2-String Kiteでは4つのマスが強リンク-弱リンク-強リンクでつながっていて、弱リンクは1つのブロックに含まれ、2つの強リンクは垂直になっています。

下の図でA6に入る数字を1以外と仮定すると、A3は1→C2は1以外→E2は1、のように数字が決まります。逆にE2に入る数字を1以外と仮定すると、C2は1→A3は1以外→A6は1、のように数字が決まります。このことから、A6とE2の少なくともどちらかには必ず1が入るということが分かりますので、E6の候補数字1を消去できます。


4.3  2候補数字のマスと強リンクを利用

4.3.1 W-wing

下の図では、4つのマスが1の弱リンク-1の強リンク-1の弱リンクでつながっていて、リンクの両端の候補数字が1と2だけになっています。

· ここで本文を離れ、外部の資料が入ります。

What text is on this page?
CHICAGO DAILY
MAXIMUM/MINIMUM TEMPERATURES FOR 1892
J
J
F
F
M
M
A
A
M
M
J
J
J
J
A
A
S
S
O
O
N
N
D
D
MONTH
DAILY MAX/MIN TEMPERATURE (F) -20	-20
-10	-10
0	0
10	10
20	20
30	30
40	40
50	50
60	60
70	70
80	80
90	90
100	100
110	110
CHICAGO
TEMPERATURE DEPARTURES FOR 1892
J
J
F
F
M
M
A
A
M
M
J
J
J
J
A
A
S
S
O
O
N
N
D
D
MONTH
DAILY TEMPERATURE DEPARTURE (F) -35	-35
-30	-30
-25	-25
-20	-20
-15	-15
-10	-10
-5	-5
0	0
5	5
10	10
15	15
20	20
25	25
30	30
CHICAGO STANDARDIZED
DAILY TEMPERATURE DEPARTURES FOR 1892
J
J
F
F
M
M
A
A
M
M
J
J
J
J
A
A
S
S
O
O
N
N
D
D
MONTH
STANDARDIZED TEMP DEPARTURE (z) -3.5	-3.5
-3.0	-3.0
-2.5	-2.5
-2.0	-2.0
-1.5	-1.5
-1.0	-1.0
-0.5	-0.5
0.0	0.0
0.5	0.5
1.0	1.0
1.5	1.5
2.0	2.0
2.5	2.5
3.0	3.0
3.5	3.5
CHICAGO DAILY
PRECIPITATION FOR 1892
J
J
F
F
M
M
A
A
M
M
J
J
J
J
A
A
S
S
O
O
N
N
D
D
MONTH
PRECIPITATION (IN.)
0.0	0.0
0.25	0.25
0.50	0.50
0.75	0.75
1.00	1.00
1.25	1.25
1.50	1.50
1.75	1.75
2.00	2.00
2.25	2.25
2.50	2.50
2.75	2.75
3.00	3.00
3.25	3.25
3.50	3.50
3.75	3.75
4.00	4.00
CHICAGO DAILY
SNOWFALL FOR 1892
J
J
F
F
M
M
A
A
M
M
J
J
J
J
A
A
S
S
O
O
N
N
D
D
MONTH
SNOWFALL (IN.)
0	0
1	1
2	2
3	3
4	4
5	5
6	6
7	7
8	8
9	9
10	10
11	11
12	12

ここで、B6に入る数字を2以外(つまり1)と仮定すると、B2は1以外→E2は1→E4は1以外(つまり2)、のように数字が決まります。逆にE4に入る数字を2以外(つまり1)と仮定すると、E2は1以外→B2は1→B6は1以外(つまり2)、のように数字が決まります。このことから、B6とE4の少なくともどちらかには必ず2が入るということが分かりますので、色の付いているマスにある候補数字2を消去できます。色の付いているマスは、B6の排他エリアとE4の排他エリアの両方に共通するマスです。

2つのマスに同じ2つの候補数字が入っている場合には、この解法の可能性を探ってみるといいでしょう。


4.3.2 浜田ロジック

下の図では、4つのマスが1の弱リンク-1の強リンク-1の弱リンクでつながっていて、リンクの両端の候補数字が1と2だけになっています。

ここまではW-wingと同じですが、さらにD6の候補数字も1と2だけで、B6とD6、D6とE4がそれぞれリンクでつながっています。W-wingと同じ考え方から、B6とE4の少なくともどちらかには必ず2が入りますので、D6は候補数字2が消去されて1で確定します。そしてD6が1なので、B6とE4は2で確定します。

3つのマスに同じ2つの候補数字が入っている場合には、この解法の可能性を探ってみるといいでしょう。